Ein anderer Theologe, Johannes Chrysostomus (344-407) bringt einen weiteren Gedanken. Er predigt über die drei Jünglinge im Feuerofen, eine Geschichte aus dem Danielbuch. Dort sollen drei fromme Männer wegen ihres Glaubens verbrannt werden. Ein Engel steigt zu ihnen herab und kühlt sie, sie werden aus dem Ofen gerettet. Er deutet diese Erzählung: Der Engel ist jeder Glaubende, die drei stehen für die Armen im lebensbedrohlichen Feuer der Armut. Steige in das Feuer herab. Bleibe nicht oben stehen und schaue zu. Wirksame Hilfe geschieht in der Begegnung, dann, wenn sich die Kirche, der einzelne glaubende Mensch in die Berührung begibt. Der Arme ist nicht immer angenehm, seine Armut ist mir unangenehm. Hilfe gibt es nur, wo ich in das Feuer der Armut steige.  Papst Franziskus würde sagen: wo ich die Wunden auch berühre.

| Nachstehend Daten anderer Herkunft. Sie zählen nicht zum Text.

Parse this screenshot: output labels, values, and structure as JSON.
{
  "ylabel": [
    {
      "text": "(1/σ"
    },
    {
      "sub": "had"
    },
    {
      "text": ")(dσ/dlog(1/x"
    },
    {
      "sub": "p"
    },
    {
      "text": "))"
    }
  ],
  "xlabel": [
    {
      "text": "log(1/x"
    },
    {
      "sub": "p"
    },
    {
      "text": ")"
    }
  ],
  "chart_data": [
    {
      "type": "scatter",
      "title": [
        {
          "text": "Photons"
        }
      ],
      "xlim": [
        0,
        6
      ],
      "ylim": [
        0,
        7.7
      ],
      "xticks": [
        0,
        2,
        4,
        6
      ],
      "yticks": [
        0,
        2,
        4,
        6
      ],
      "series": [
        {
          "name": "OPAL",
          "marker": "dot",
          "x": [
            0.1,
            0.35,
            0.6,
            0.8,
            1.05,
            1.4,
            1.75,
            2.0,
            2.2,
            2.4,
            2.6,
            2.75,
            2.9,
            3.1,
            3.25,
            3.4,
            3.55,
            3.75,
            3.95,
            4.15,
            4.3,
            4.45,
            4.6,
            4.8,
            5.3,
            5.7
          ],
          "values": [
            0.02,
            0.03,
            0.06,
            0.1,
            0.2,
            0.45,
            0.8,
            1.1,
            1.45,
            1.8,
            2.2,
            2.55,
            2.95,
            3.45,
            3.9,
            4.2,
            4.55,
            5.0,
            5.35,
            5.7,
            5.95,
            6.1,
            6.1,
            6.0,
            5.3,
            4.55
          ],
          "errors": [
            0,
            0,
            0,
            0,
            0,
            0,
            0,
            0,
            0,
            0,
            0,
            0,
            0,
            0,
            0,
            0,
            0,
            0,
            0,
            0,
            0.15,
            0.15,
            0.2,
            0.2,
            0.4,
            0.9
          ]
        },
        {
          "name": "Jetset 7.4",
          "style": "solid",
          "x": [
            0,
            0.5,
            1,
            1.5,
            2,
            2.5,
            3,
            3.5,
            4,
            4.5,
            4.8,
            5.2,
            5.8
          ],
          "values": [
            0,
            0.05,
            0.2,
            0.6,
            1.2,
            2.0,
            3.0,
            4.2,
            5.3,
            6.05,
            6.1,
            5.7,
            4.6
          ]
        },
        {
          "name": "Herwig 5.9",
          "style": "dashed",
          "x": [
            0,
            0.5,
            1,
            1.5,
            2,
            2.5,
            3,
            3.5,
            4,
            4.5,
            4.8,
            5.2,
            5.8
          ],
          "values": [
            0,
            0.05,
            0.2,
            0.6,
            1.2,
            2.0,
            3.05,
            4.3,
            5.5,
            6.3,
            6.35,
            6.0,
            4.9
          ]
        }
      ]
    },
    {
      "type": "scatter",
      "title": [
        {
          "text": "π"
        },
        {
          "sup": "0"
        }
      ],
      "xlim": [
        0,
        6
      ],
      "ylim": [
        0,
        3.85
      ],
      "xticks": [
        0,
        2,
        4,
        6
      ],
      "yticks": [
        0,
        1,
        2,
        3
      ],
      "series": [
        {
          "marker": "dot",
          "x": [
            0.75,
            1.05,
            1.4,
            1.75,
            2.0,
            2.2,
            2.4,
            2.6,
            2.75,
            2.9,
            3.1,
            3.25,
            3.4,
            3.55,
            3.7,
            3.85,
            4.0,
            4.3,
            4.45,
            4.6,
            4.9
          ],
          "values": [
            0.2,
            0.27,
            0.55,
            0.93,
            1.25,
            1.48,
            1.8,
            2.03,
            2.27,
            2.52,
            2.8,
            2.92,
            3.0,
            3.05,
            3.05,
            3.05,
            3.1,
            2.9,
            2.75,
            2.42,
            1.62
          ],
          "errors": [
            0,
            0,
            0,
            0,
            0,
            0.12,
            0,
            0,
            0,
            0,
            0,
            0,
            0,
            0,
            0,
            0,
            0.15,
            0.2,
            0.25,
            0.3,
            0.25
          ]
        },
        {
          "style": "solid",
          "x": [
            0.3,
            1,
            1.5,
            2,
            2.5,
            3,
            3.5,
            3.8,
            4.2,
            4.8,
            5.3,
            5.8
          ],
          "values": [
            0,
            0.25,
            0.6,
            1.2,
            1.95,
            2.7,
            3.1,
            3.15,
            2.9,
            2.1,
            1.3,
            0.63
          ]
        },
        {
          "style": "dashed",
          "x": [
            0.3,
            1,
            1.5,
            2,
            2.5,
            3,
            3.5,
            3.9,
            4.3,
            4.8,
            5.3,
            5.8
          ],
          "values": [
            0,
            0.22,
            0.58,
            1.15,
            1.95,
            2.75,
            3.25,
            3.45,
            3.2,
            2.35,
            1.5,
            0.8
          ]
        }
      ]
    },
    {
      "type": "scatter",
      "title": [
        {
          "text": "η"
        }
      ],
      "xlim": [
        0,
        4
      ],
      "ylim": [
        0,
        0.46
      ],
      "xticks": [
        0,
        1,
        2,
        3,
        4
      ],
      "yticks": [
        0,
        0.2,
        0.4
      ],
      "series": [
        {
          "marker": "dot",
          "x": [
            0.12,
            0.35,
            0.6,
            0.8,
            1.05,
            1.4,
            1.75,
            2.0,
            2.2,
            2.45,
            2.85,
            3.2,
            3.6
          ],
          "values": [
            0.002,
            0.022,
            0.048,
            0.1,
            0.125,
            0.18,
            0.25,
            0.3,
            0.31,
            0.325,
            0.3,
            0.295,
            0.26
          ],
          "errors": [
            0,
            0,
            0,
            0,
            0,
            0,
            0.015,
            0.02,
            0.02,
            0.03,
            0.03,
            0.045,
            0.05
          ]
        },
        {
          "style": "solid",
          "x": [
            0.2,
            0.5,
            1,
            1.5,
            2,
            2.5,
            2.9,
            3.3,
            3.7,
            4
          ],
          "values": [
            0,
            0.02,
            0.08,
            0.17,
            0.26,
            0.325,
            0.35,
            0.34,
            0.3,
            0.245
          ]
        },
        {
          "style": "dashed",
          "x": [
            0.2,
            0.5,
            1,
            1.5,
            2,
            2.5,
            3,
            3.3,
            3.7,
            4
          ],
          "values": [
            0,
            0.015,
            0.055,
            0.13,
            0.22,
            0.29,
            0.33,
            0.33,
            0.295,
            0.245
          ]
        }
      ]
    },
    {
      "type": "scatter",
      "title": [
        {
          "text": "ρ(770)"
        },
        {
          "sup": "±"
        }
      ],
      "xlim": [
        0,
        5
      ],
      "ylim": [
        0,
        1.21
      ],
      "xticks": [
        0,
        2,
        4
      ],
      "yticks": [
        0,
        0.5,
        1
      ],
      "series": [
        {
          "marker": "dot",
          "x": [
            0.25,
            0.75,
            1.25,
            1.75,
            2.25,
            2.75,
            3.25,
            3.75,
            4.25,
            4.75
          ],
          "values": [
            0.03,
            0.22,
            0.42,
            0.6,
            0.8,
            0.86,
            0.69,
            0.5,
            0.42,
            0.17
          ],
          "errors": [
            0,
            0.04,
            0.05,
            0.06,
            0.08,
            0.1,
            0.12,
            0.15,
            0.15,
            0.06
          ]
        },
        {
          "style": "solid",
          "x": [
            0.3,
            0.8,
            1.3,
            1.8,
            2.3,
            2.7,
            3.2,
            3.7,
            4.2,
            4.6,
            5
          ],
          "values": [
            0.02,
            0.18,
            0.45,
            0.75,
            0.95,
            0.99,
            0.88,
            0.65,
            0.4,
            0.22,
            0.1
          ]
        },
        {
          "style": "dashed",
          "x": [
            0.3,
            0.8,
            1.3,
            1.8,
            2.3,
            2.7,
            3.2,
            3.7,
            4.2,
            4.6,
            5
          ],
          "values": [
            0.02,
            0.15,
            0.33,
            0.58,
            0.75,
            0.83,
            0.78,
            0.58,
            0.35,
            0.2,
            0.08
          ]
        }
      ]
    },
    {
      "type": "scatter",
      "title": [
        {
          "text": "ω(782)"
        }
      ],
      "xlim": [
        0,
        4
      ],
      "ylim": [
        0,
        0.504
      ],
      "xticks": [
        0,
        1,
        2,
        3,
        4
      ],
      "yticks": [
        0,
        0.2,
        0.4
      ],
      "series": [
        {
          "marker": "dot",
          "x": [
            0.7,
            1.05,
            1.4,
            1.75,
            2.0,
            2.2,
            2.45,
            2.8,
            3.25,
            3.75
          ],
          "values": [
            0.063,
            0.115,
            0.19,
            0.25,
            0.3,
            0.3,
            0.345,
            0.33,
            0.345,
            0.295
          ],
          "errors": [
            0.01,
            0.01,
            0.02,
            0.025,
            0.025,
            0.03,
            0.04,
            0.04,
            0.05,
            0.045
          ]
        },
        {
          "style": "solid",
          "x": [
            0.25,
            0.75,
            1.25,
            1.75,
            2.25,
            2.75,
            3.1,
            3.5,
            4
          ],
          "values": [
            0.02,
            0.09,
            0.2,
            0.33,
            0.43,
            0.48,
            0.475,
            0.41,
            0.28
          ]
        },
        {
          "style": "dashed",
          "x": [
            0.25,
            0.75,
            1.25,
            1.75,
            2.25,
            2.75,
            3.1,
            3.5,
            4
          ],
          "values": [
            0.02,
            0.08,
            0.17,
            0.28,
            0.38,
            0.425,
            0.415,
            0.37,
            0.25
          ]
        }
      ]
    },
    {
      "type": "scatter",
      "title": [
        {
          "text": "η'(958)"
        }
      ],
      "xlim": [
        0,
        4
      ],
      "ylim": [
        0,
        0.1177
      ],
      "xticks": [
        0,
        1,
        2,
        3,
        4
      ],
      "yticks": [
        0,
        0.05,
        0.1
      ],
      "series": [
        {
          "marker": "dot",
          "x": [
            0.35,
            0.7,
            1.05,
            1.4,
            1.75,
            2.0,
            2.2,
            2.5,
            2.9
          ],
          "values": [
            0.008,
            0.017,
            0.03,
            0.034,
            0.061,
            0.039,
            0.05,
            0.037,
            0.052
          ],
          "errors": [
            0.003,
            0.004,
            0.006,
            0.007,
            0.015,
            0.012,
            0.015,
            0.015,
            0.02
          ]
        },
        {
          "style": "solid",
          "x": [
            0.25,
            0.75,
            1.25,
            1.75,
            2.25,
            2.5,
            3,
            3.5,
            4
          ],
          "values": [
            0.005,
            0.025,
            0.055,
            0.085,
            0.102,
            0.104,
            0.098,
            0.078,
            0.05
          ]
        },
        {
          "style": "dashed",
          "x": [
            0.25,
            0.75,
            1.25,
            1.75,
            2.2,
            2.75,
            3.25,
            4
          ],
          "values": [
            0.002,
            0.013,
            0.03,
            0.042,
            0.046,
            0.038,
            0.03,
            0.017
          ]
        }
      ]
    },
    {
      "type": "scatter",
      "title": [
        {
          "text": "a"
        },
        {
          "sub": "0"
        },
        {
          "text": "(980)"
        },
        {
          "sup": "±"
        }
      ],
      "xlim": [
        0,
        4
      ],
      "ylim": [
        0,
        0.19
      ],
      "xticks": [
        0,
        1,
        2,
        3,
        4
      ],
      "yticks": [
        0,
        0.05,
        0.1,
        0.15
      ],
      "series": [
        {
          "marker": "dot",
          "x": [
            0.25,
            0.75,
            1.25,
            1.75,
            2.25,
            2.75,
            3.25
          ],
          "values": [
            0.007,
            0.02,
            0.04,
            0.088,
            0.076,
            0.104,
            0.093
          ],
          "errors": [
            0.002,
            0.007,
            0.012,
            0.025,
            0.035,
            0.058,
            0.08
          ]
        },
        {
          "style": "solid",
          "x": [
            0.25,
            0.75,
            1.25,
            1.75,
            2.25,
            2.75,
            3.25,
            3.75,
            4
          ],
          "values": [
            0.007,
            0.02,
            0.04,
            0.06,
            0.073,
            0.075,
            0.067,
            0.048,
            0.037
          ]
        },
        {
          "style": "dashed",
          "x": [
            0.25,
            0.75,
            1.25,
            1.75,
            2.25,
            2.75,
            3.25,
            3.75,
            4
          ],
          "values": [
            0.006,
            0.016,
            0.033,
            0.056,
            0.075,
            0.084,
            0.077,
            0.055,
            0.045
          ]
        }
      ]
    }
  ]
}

2000 Jahre Caritas – auch das ist Kirche. 100 Jahre Institution Caritas im Bistum Mainz – Teil einer großen Bewegung – Teil der Kirche, Thema, in dem es um Leben und Tod der Kirche geht. Wir sind Kirche, politischer Einsatz, Stimme und Anwältin der Armen, Einsatz für Teilhabe der Menschen. So sind die Aufgaben in unserem Bistum beschrieben. Viele Tausende Menschen engagieren sich. Glaubende, Andersglaubende, Nichtglaubende. Hauptamtliche und Ehrenamtliche, dauerhaft oder in kürzeren Projekten. Indem sie Not sehen, dem Menschen begegnen, wirksam helfen, ihm Würde zuerkennen, leben sie das Evangelium. Sie erinnern daran, dass Besitz und Gottes Schöpfung und seine Liebe allen gehören. Viele steigen zu den Armen ins Feuer, und bleiben nicht außerhalb des heißen Ofens. Sie holen sie aus dem Ofen. Sie erinnern alle Menschen daran, dass Caritas einfach zum Menschsein gehört. Ohne sie ist die Erde kalt, unmenschlich, unbewohnbar.

Der große Prediger Chrysostomus schließt: Ich, sagt Gott, habe Himmel und Erde erschaffen. Ich gebe auch dir Schöpferkraft. Mache die Erde zum Himmel: Du kannst es ja!